Internal controls were not “sufficiently robust” to enable accurate financial reporting, said PricewaterhouseCoopers, which resigned from auditing the Newcastle-based developer’s accounts leading it to appoint a different firm.
In a letter to High Street Group chairman Gary Forrest, dated September 2020 but only uploaded to Companies House in the past week, PWC said set out the reasons it ceased holding office as the group’s auditor last year.
“Since our appointment we have obtained information that leads us to conclude that the company’s control environment is not sufficiently robust to enable us to obtain reliable audit evidence,” the letter said.
“Management has failed to provide accurate and timely explanations in response to specific questions, nor has complete evidence been provided in response to those questions.”
The letter continued: “There have been delays in the provision of information to us for an extended period…Further, the information has not been of the required quality despite discussions with management in this regard, which leaves us unable to reach a conclusion on our testing.”
PWC was hired to audit High Street’s financial accounts for the year ended 31 December 2018, which remain overdue along with the next accounts for the year ended 29 December 2019, according to Companies House.
After PWC’s departure, High Street appointed local North East accountancy practice, Haines Watts, which it says is close to filing the 2018 accounts.
A spokesperson for High Street Group said: “PWC was only engaged for one audit. Haines Watts has picked up the work and confirmed that adequate accounting records were in place enabling it to deliver the accounts within three months.”
The group declined to provide further comment on PWC’s stated reasons for its departure.
The spotlight has been on High Street in recent months following a High Court battle involving one of its subsidiaries, High Street Rooftop Holdings, which subsequently collapsed into administration last September.

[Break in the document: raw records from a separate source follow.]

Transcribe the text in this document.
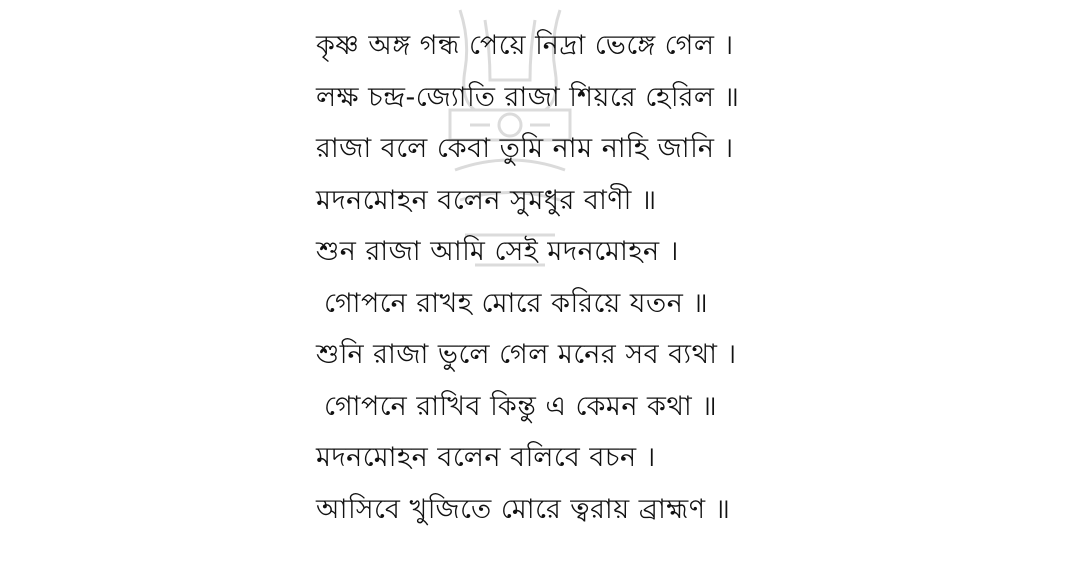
কৃষ্ণ অঙ্গ গন্ধ পেয়ে নিদ্রা ভেঙ্গে গেল ।
লক্ষ চন্দ্র-জ্যোতি রাজা শিয়রে হেরিল ॥
রাজা বলে কেবা তুমি নাম নাহি জানি ।
মদনমোহন বলেন সুমধুর বাণী ॥
শুন রাজা আমি সেই মদনমোহন ।
গোপনে রাখহ মোরে করিয়ে যতন ॥
শুনি রাজা ভুলে গেল মনের সব ব্যথা ।
গোপনে রাখিব কিন্তু এ কেমন কথা ॥
মদনমোহন বলেন বলিবে বচন ।
আসিবে খুজিতে মোরে ত্বরায় ব্রাহ্মণ ॥
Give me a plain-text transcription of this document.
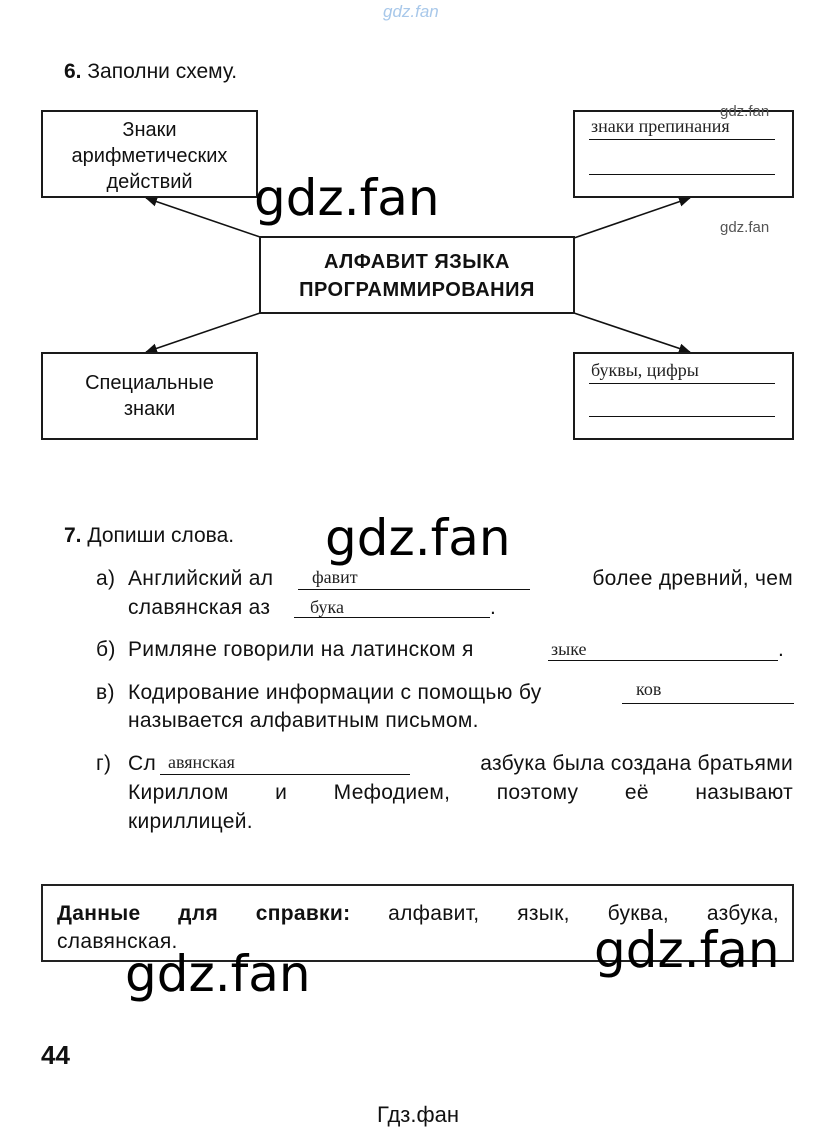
gdz.fan
6. Заполни схему.
Знаки
арифметических
действий
знаки препинания
АЛФАВИТ ЯЗЫКА
ПРОГРАММИРОВАНИЯ
Специальные
знаки
буквы, цифры
7. Допиши слова.
а) Английский ал фавит	более древний, чем
славянская аз бука	.
б) Римляне говорили на латинском я	зыке	.
в) Кодирование информации с помощью бу	ков
называется алфавитным письмом.
г) Сл авянская	азбука была создана братьями
Кириллом и Мефодием, поэтому её называют
кириллицей.
Данные для справки: алфавит, язык, буква, азбука,
славянская.
gdz.fan
gdz.fan
gdz.fan
gdz.fan
gdz.fan
gdz.fan
44
Гдз.фан
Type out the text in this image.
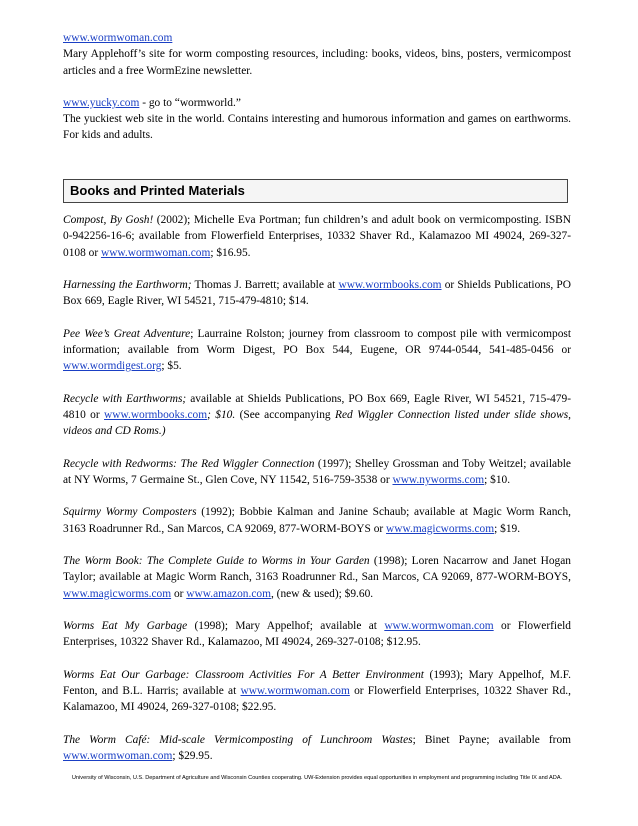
www.wormwoman.com
Mary Applehoff’s site for worm composting resources, including: books, videos, bins, posters, vermicompost articles and a free WormEzine newsletter.

www.yucky.com - go to “wormworld.”
The yuckiest web site in the world. Contains interesting and humorous information and games on earthworms. For kids and adults.

Books and Printed Materials

Compost, By Gosh! (2002); Michelle Eva Portman; fun children’s and adult book on vermicomposting. ISBN 0-942256-16-6; available from Flowerfield Enterprises, 10332 Shaver Rd., Kalamazoo MI 49024, 269-327-0108 or www.wormwoman.com; $16.95.

Harnessing the Earthworm; Thomas J. Barrett; available at www.wormbooks.com or Shields Publications, PO Box 669, Eagle River, WI 54521, 715-479-4810; $14.

Pee Wee’s Great Adventure; Laurraine Rolston; journey from classroom to compost pile with vermicompost information; available from Worm Digest, PO Box 544, Eugene, OR 9744-0544, 541-485-0456 or www.wormdigest.org; $5.

Recycle with Earthworms; available at Shields Publications, PO Box 669, Eagle River, WI 54521, 715-479-4810 or www.wormbooks.com; $10. (See accompanying Red Wiggler Connection listed under slide shows, videos and CD Roms.)

Recycle with Redworms: The Red Wiggler Connection (1997); Shelley Grossman and Toby Weitzel; available at NY Worms, 7 Germaine St., Glen Cove, NY 11542, 516-759-3538 or www.nyworms.com; $10.

Squirmy Wormy Composters (1992); Bobbie Kalman and Janine Schaub; available at Magic Worm Ranch, 3163 Roadrunner Rd., San Marcos, CA 92069, 877-WORM-BOYS or www.magicworms.com; $19.

The Worm Book: The Complete Guide to Worms in Your Garden (1998); Loren Nacarrow and Janet Hogan Taylor; available at Magic Worm Ranch, 3163 Roadrunner Rd., San Marcos, CA 92069, 877-WORM-BOYS, www.magicworms.com or www.amazon.com, (new & used); $9.60.

Worms Eat My Garbage (1998); Mary Appelhof; available at www.wormwoman.com or Flowerfield Enterprises, 10322 Shaver Rd., Kalamazoo, MI 49024, 269-327-0108; $12.95.

Worms Eat Our Garbage: Classroom Activities For A Better Environment (1993); Mary Appelhof, M.F. Fenton, and B.L. Harris; available at www.wormwoman.com or Flowerfield Enterprises, 10322 Shaver Rd., Kalamazoo, MI 49024, 269-327-0108; $22.95.

The Worm Café: Mid-scale Vermicomposting of Lunchroom Wastes; Binet Payne; available from www.wormwoman.com; $29.95.

University of Wisconsin, U.S. Department of Agriculture and Wisconsin Counties cooperating. UW-Extension provides equal opportunities in employment and programming including Title IX and ADA.
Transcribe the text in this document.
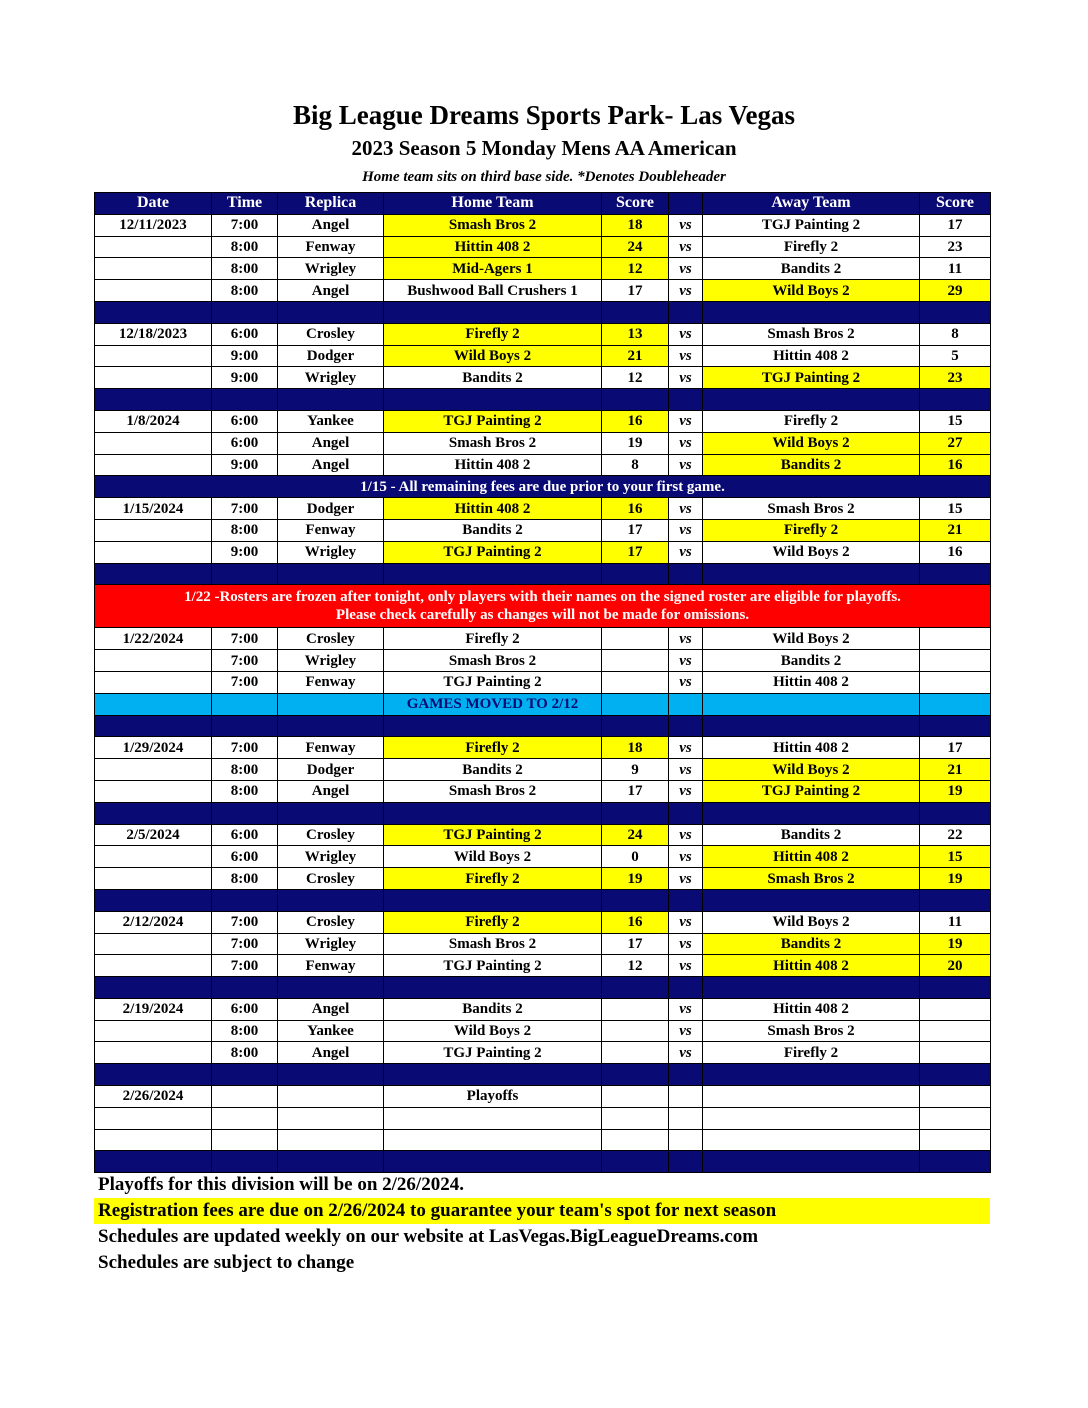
Big League Dreams Sports Park- Las Vegas
2023 Season 5 Monday Mens AA American
Home team sits on third base side. *Denotes Doubleheader
Date	Time	Replica	Home Team	Score		Away Team	Score
12/11/2023	7:00	Angel	Smash Bros 2	18	vs	TGJ Painting 2	17
	8:00	Fenway	Hittin 408 2	24	vs	Firefly 2	23
	8:00	Wrigley	Mid-Agers 1	12	vs	Bandits 2	11
	8:00	Angel	Bushwood Ball Crushers 1	17	vs	Wild Boys 2	29

12/18/2023	6:00	Crosley	Firefly 2	13	vs	Smash Bros 2	8
	9:00	Dodger	Wild Boys 2	21	vs	Hittin 408 2	5
	9:00	Wrigley	Bandits 2	12	vs	TGJ Painting 2	23

1/8/2024	6:00	Yankee	TGJ Painting 2	16	vs	Firefly 2	15
	6:00	Angel	Smash Bros 2	19	vs	Wild Boys 2	27
	9:00	Angel	Hittin 408 2	8	vs	Bandits 2	16
1/15 - All remaining fees are due prior to your first game.							
1/15/2024	7:00	Dodger	Hittin 408 2	16	vs	Smash Bros 2	15
	8:00	Fenway	Bandits 2	17	vs	Firefly 2	21
	9:00	Wrigley	TGJ Painting 2	17	vs	Wild Boys 2	16

1/22 -Rosters are frozen after tonight, only players with their names on the signed roster are eligible for playoffs.
Please check carefully as changes will not be made for omissions.							

1/22/2024	7:00	Crosley	Firefly 2		vs	Wild Boys 2	
	7:00	Wrigley	Smash Bros 2		vs	Bandits 2	
	7:00	Fenway	TGJ Painting 2		vs	Hittin 408 2	
			GAMES MOVED TO 2/12				

1/29/2024	7:00	Fenway	Firefly 2	18	vs	Hittin 408 2	17
	8:00	Dodger	Bandits 2	9	vs	Wild Boys 2	21
	8:00	Angel	Smash Bros 2	17	vs	TGJ Painting 2	19

2/5/2024	6:00	Crosley	TGJ Painting 2	24	vs	Bandits 2	22
	6:00	Wrigley	Wild Boys 2	0	vs	Hittin 408 2	15
	8:00	Crosley	Firefly 2	19	vs	Smash Bros 2	19

2/12/2024	7:00	Crosley	Firefly 2	16	vs	Wild Boys 2	11
	7:00	Wrigley	Smash Bros 2	17	vs	Bandits 2	19
	7:00	Fenway	TGJ Painting 2	12	vs	Hittin 408 2	20

2/19/2024	6:00	Angel	Bandits 2		vs	Hittin 408 2	
	8:00	Yankee	Wild Boys 2		vs	Smash Bros 2	
	8:00	Angel	TGJ Painting 2		vs	Firefly 2	

2/26/2024			Playoffs				

Playoffs for this division will be on 2/26/2024.
Registration fees are due on 2/26/2024 to guarantee your team's spot for next season
Schedules are updated weekly on our website at LasVegas.BigLeagueDreams.com
Schedules are subject to change
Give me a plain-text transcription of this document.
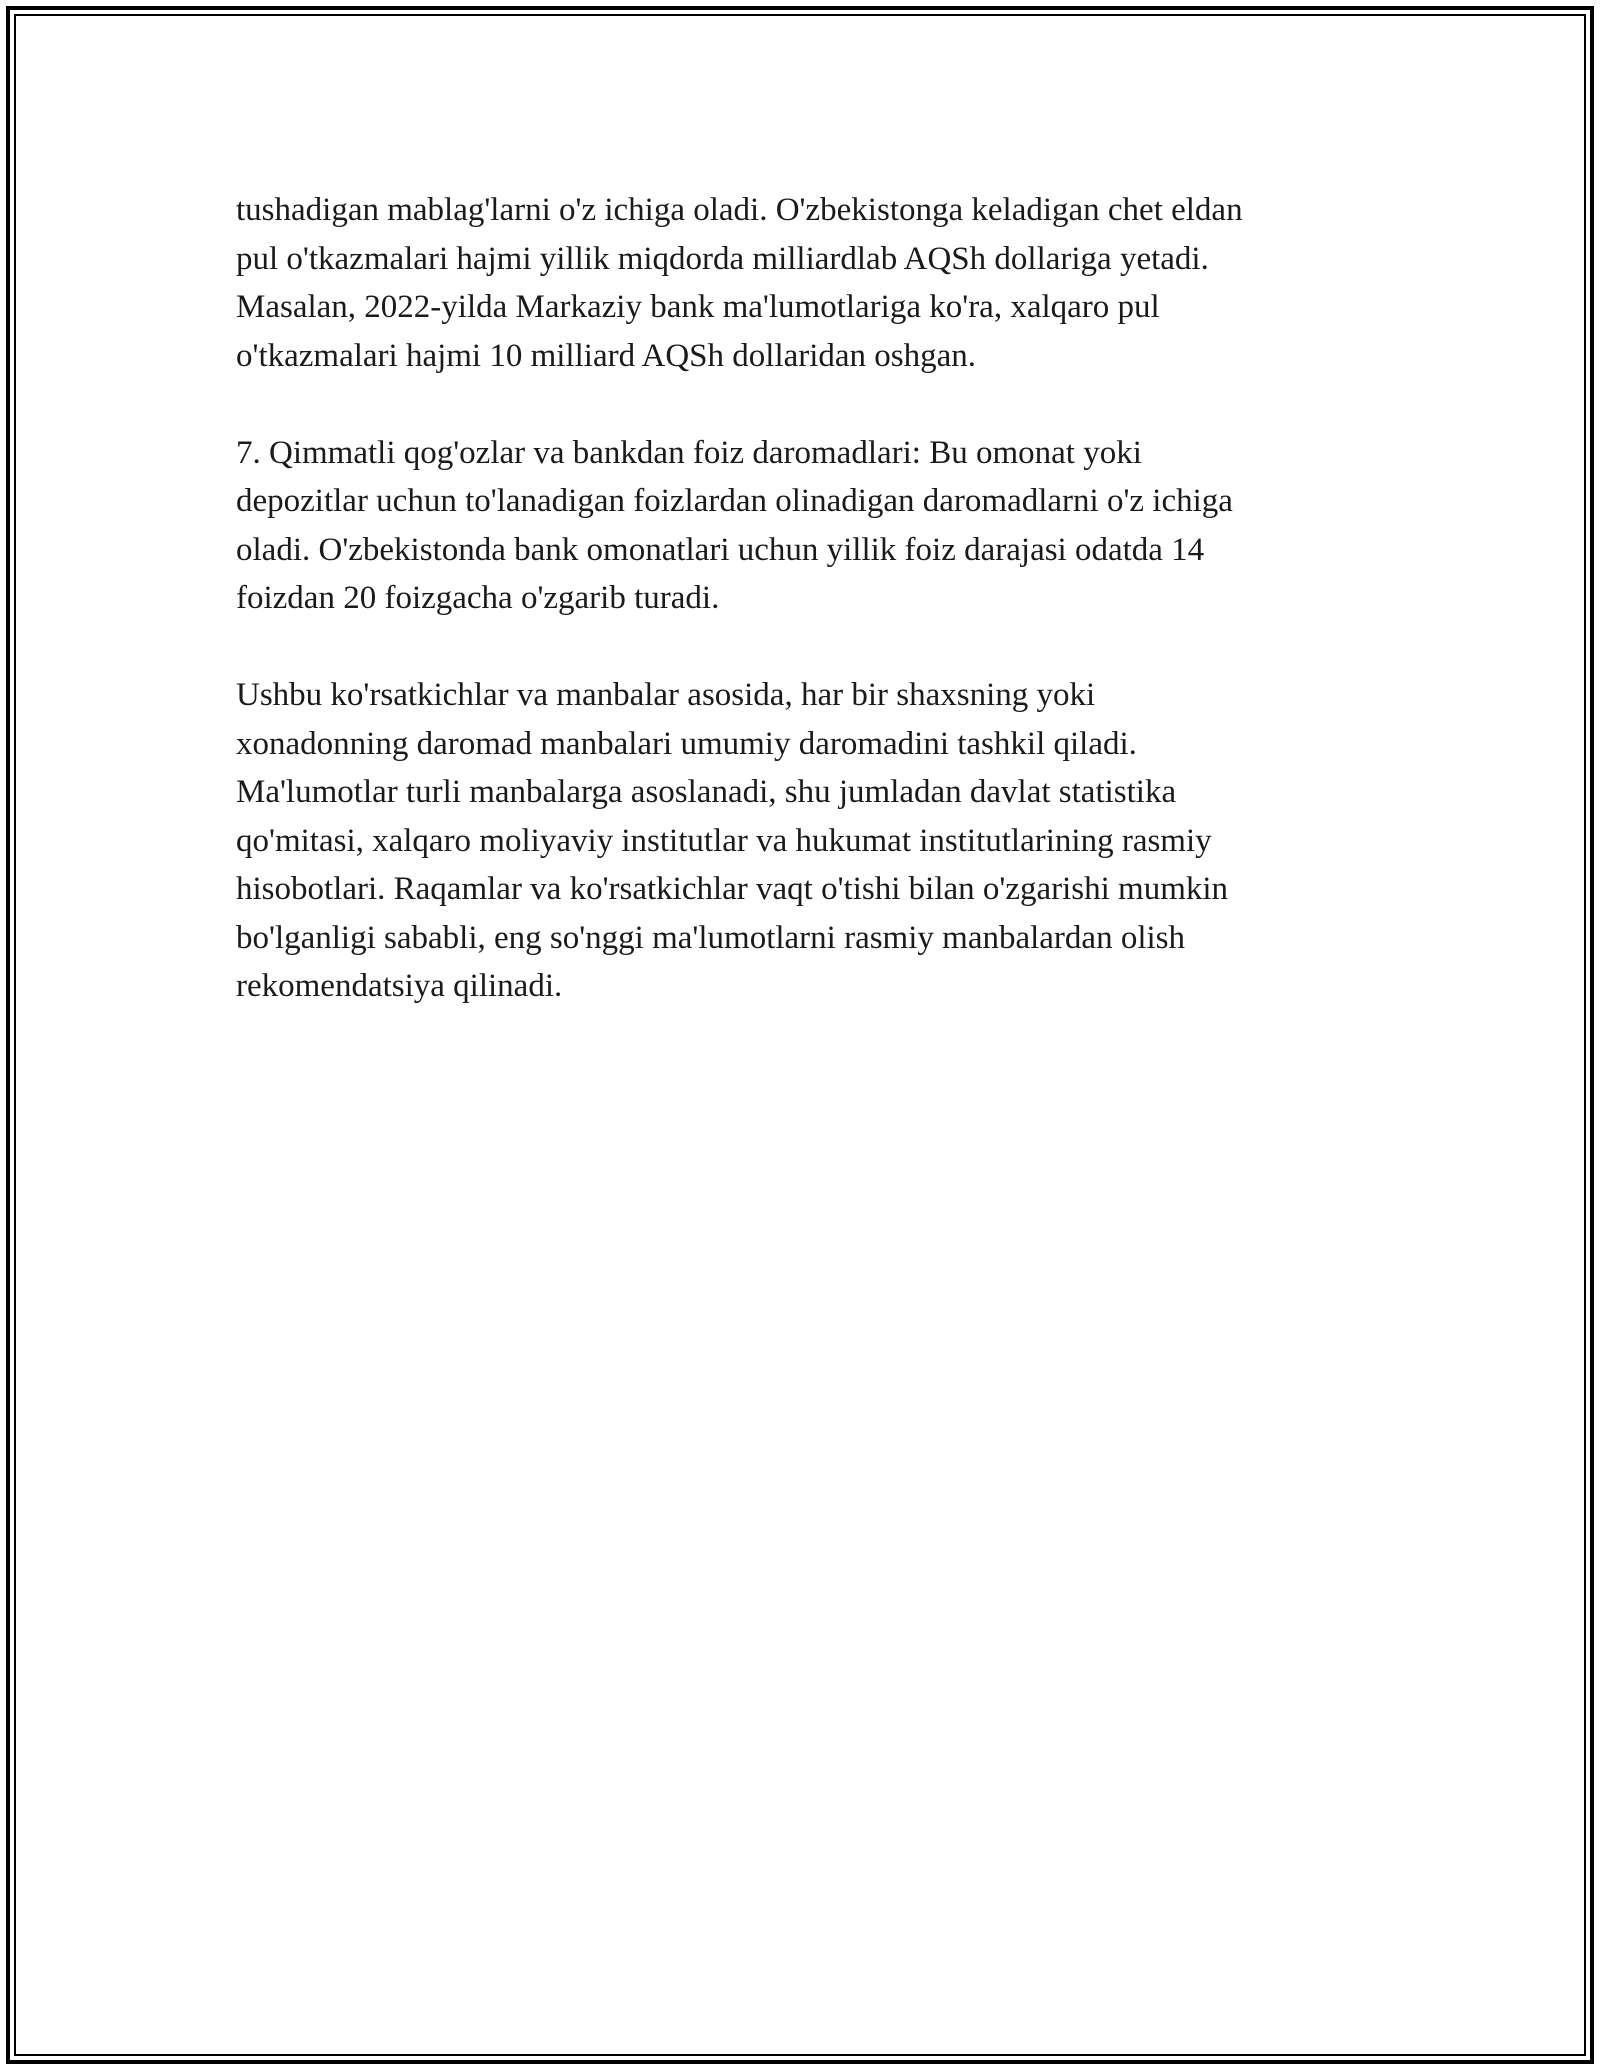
tushadigan mablag'larni o'z ichiga oladi. O'zbekistonga keladigan chet eldan
pul o'tkazmalari hajmi yillik miqdorda milliardlab AQSh dollariga yetadi.
Masalan, 2022-yilda Markaziy bank ma'lumotlariga ko'ra, xalqaro pul
o'tkazmalari hajmi 10 milliard AQSh dollaridan oshgan.

7. Qimmatli qog'ozlar va bankdan foiz daromadlari: Bu omonat yoki
depozitlar uchun to'lanadigan foizlardan olinadigan daromadlarni o'z ichiga
oladi. O'zbekistonda bank omonatlari uchun yillik foiz darajasi odatda 14
foizdan 20 foizgacha o'zgarib turadi.

Ushbu ko'rsatkichlar va manbalar asosida, har bir shaxsning yoki
xonadonning daromad manbalari umumiy daromadini tashkil qiladi.
Ma'lumotlar turli manbalarga asoslanadi, shu jumladan davlat statistika
qo'mitasi, xalqaro moliyaviy institutlar va hukumat institutlarining rasmiy
hisobotlari. Raqamlar va ko'rsatkichlar vaqt o'tishi bilan o'zgarishi mumkin
bo'lganligi sababli, eng so'nggi ma'lumotlarni rasmiy manbalardan olish
rekomendatsiya qilinadi.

Administrators at FRP Advisory were appointed to the company, which specialised in developing residential units on rooftops, mainly in London, following a legal dispute with one of its creditors over High Street Rooftop’s failure to repay around £20m in loans from Korean backers.
According to court documents, Forrest had suggested to his backers that the loans be redeployed to other High Street Group residential schemes, including the £29m Middlewood Plaza in Salford and three projects outside the North West.
The court case and administration cast uncertainty over High Street’s real estate projects including the 127-unit Middlewood Plaza, which it is developing through a special purpose vehicle called Rodus Developments.
A High Street spokesperson told Place North West that the private rented sector project was on track to complete this month and that the administration had had no impact on the wider group finances. Construction is understood to still be on schedule, but the spokesperson was this week unable to supply further details.
High Street’s other North West interests include Anchorage 3 and 4 at Salford Quays, which the group intends to redevelop into a 130-apartment office-to-residential scheme, and a joint venture with Logik Developments to deliver a £100m, 355-apartment scheme at Arundel Street in Manchester’s Castlefield.
Meanwhile, in Warrington, High Street’s £48.7m Cheshire Junction – an eight-storey block of 362 apartments on John Street – has been delayed as the group reviews its delivery programme, Place North West reported in February.
An earlier version of this story incorrectly stated that Middlewood Plaza was part of a wider masterplan for Scarborough Group International’s Middlewood Locks project. We are sorry for the mistake.